The Global Knowledge Initiative (GKI) is proud to announce that we are beginning a third year of working with the Academy for Global Engagement (AGE) Fellowship Program at Michigan State University (MSU). AGE, which was created in 2013, seeks to enhance MSU’s global profile and impact by building the strengths and networks of a group of faculty members engaged in global activities. Since 2014, GKI has supported AGE by helping Fellows better understand their challenges, more effectively communicate about their research, and build a network of partners who support their efforts and impact.
Early in the fellowship process GKI leads the cohort through a series of activities intended to help them communicate the core challenge they are working to solve, and explore elements of their research challenge that they may not have considered. After months of honing the way they “pitch” their research to potential partners and funders, GKI then welcomes the cohort to an autumn training in Washington, DC to develop and refine their pitches before meeting with policymakers, funders, and research partners.
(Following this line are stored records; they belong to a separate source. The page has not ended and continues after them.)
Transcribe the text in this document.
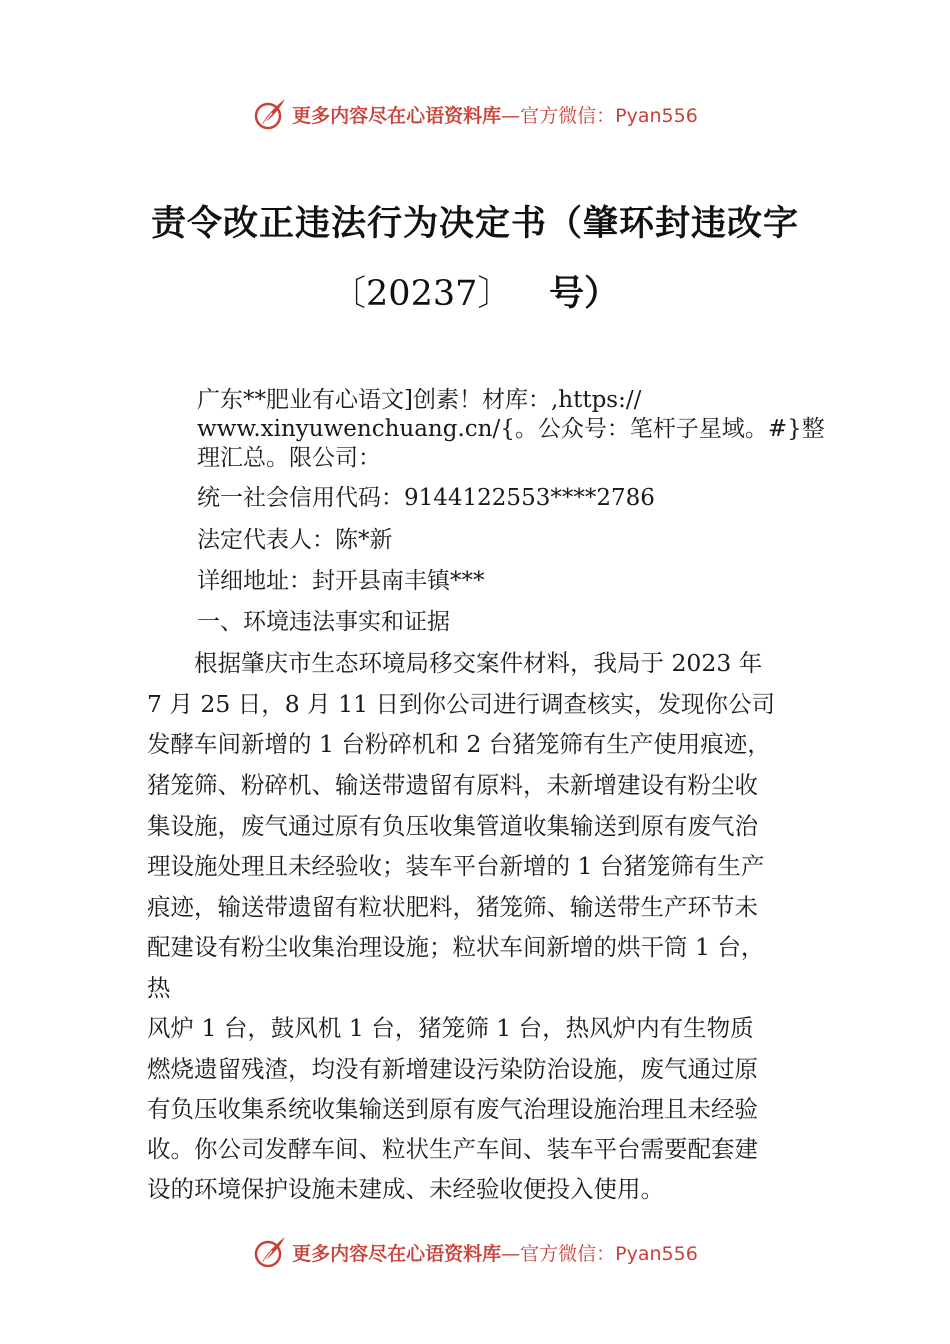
更多内容尽在心语资料库 —官方微信：Pyan556
责令改正违法行为决定书（肇环封违改字
〔20237〕 号）
广东**肥业有心语文]创素！材库：,https://
www.xinyuwenchuang.cn/{。公众号：笔杆子星域。#}整
理汇总。限公司：
统一社会信用代码：9144122553****2786
法定代表人：陈*新
详细地址：封开县南丰镇***
一、环境违法事实和证据
　　根据肇庆市生态环境局移交案件材料，我局于 2023 年
7 月 25 日，8 月 11 日到你公司进行调查核实，发现你公司
发酵车间新增的 1 台粉碎机和 2 台猪笼筛有生产使用痕迹，
猪笼筛、粉碎机、输送带遗留有原料，未新增建设有粉尘收
集设施，废气通过原有负压收集管道收集输送到原有废气治
理设施处理且未经验收；装车平台新增的 1 台猪笼筛有生产
痕迹，输送带遗留有粒状肥料，猪笼筛、输送带生产环节未
配建设有粉尘收集治理设施；粒状车间新增的烘干筒 1 台，
热
风炉 1 台，鼓风机 1 台，猪笼筛 1 台，热风炉内有生物质
燃烧遗留残渣，均没有新增建设污染防治设施，废气通过原
有负压收集系统收集输送到原有废气治理设施治理且未经验
收。你公司发酵车间、粒状生产车间、装车平台需要配套建
设的环境保护设施未建成、未经验收便投入使用。
更多内容尽在心语资料库 —官方微信：Pyan556
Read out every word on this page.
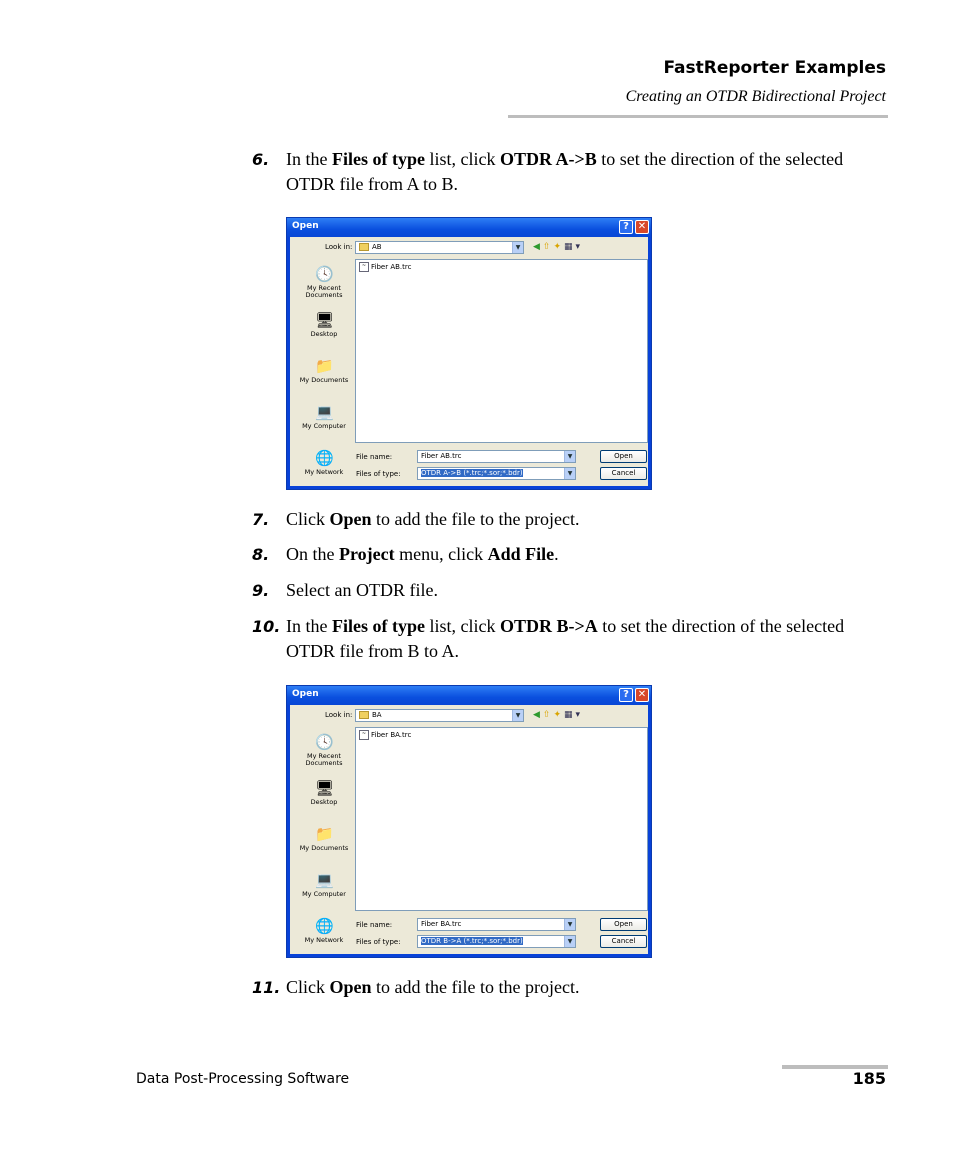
FastReporter Examples
Creating an OTDR Bidirectional Project
6. In the Files of type list, click OTDR A->B to set the direction of the selected OTDR file from A to B.
Open	? ✕
Look in:	AB	▼ ◀⇧✦▦▾
🕓
My Recent Documents
🖥
Desktop
📁
My Documents
💻
My Computer
🌐
My Network
~ Fiber AB.trc
File name:	Fiber AB.trc	▼
Files of type:	OTDR A->B (*.trc;*.sor;*.bdr)	▼
Open
Cancel
7. Click Open to add the file to the project.
8. On the Project menu, click Add File.
9. Select an OTDR file.
10. In the Files of type list, click OTDR B->A to set the direction of the selected OTDR file from B to A.
Open	? ✕
Look in:	BA	▼ ◀⇧✦▦▾
🕓
My Recent Documents
🖥
Desktop
📁
My Documents
💻
My Computer
🌐
My Network
~ Fiber BA.trc
File name:	Fiber BA.trc	▼
Files of type:	OTDR B->A (*.trc;*.sor;*.bdr)	▼
Open
Cancel
11. Click Open to add the file to the project.
Data Post-Processing Software	185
The cohort has the opportunity to meet and communicate with potential partners including USAID, the National Science Foundation, and the World Bank. In the past two years alone, the fellows have acquired approximately $21 million for their research; a good portion of this funding has come from connections made in Washington, DC.
Ultimately, the fellowship program is designed to further MSU’s commitment to engage globally with the major challenges of today and tomorrow by enabling professors to critically take on international priorities and develop innovative solutions. Past fellows have worked on issues ranging from access to clean water to skin cancer, contributing research to the development of low-cost energy solutions and new transportation technologies, among many other initiatives. Through this process, they have the potential to gain greater international impact, additional funding, international partners, and confidence in discussing their work. As 2014 fellow Dr. Wen Li said about her DC experience, “It has opened the doors of opportunities for reaching out to program managers who never answered emails or calls. The ‘pitch’ practice has broken the barriers to reframing my research ideas.”
GKI hopes that each of the 2016 Fellows has a similarly positive experience, and looks forward to working with them as they begin to map out their research strategies to address global priorities.